One reason that Theorem 6 is so good is that it allows us actually get “real” metrics from divergences. From the simplest perspective, we know that, for \(p\) and \(q\) close, \(d_f(p,q) \approx \frac{1}{2} \langle p-q,H(q)(p-q)\rangle\), which is a metric when \(f\) is strictly convex (as \(H\) is then positive-definite). On the other hand, we can also use the perspective of Riemannian geometry, under which \(H\) plays the role of an ambient metric tensor. Many problems in statistical inference can be framed in terms exploring the structure of a manifold of probability distributions. Any smooth parameterized family of distributions defines such a manifold; for example, the Poisson distribution \(p_K(k;\lambda) = \frac{e^{\lambda}\lambda^k}{k!}\) is parameterized by a single parameter \(\lambda\). We can compare these distributions using the ambient metric, and the result is a Riemannian metric induced on the 1-dimensional manifold of distributions.

For more on information geometry, see Nielsen (2020) or Amari (2016).

Information Geometry and Spatial Analysis

The information geometry point can feel pretty abstract, but there’s a specific reason to be interested in this perspective when studying spatial segregation. In particular, consider the following idealized model of Census data. Let \(S\) be a connected, closed region in \(\mathbb{R}^2\). For each point \(s \in S\), we have a probability distribution \(p_{X|s}\) over some set of demographic variables \(\mathcal{X}\).

We now impose the assumption that \(p_{X|s}\) is smooth as a function of \(s\). This allows us to apply Theorem 6, which in turn allows us to treat \(S\) as a Riemannian manifold and do geometric calculations in a metric that is adapted to the demographic structure. This allow us to do things like measure “demographic distance” between points in space, and also enables some novel approaches to characterizing the spatial scale of segregation (Chodrow 2017b).

References

Amari, Shun-ichi. 2016. Information Geometry and Its Applications.

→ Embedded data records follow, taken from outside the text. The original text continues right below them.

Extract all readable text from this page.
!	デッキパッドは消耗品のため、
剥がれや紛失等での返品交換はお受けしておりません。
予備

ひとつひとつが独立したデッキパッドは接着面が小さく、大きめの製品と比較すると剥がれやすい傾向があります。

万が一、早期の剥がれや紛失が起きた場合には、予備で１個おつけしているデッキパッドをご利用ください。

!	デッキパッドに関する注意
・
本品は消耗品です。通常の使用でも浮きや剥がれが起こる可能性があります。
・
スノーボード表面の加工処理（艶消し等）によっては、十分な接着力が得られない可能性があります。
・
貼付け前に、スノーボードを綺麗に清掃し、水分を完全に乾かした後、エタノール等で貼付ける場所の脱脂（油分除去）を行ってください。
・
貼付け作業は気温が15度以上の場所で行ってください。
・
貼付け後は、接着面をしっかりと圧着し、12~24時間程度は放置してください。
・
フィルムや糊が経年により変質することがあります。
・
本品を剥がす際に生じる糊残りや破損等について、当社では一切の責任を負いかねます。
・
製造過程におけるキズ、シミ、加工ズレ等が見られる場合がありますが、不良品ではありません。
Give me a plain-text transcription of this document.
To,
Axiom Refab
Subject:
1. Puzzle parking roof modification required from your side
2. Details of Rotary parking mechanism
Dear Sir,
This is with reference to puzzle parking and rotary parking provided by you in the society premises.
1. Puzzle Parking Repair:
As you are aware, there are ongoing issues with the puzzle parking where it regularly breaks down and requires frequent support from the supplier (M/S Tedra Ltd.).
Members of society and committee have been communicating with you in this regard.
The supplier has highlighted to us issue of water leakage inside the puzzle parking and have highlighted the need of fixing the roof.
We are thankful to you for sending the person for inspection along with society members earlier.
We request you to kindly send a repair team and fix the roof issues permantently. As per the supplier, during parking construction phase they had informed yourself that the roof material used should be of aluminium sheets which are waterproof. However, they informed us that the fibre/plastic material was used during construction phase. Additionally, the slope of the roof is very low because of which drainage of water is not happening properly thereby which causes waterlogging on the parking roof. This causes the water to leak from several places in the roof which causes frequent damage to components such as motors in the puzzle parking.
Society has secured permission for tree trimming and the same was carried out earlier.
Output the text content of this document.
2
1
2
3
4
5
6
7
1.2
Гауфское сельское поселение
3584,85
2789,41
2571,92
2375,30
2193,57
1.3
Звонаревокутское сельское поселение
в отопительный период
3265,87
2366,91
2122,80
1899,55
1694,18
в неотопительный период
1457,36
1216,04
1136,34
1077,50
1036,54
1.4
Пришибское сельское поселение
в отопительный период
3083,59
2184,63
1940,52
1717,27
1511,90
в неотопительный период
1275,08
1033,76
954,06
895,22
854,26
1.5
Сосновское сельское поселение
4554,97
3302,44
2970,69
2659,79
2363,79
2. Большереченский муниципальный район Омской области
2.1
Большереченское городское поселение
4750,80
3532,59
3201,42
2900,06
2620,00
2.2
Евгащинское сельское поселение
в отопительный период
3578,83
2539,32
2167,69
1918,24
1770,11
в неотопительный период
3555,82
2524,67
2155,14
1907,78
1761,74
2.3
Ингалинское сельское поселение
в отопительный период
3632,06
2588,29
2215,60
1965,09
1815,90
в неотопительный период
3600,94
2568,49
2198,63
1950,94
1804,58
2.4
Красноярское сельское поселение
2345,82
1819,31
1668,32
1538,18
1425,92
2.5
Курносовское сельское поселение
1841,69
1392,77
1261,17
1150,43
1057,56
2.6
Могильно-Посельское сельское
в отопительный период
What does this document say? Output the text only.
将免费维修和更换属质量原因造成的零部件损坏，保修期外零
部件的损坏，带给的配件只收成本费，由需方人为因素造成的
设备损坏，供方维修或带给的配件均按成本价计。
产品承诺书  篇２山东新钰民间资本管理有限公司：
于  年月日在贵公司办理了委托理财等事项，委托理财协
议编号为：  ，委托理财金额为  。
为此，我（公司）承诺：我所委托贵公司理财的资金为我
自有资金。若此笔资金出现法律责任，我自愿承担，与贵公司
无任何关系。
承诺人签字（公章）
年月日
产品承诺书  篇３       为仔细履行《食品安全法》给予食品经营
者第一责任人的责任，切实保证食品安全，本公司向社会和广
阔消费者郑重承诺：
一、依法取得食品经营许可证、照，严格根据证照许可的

Vol. 194. Springer.

Banerjee, Arindam, Srujana Merugu, Inderjit S Dhillon, Joydeep Ghosh, and John Lafferty. 2005. “Clustering with Bregman Divergences.” Journal of Machine Learning Research 6 (10).

Chodrow, Philip. 2017a. “Divergence, Entropy, Information: An Opinionated Introduction to Information Theory.” arXiv Preprint arXiv:1708.07459.

———. 2017b. “Structure and Information in Spatial Segregation.” Proceedings of the National Academy of Sciences 114 (44): 11591–96.

Jargowsky, Paul A, and Jeongdai Kim. 2005. “A Measure of Spatial Segregation: The Generalized Neighborhood Sorting Index.” University of Texas, Dallas.

Nielsen, Frank. 2020. “An Elementary Introduction to Information Geometry.” Entropy 22 (10): 1100.

Reardon, Sean F. 2009. “Measures of Ordinal Segregation.” In Occupational and Residential Segregation. Emerald Group Publishing Limited.

Reardon, Sean F, and David O’Sullivan. 2004. “Measures of Spatial Segregation.” Sociological Methodology 34 (1): 121–62.

Thiel, Henri, and Anthony Finezza. 1971. “A Note on the Measurement of Racial Integration of Schools by Means of Informational Concepts.” Journal of Mathematical Sociology 1: 187–94.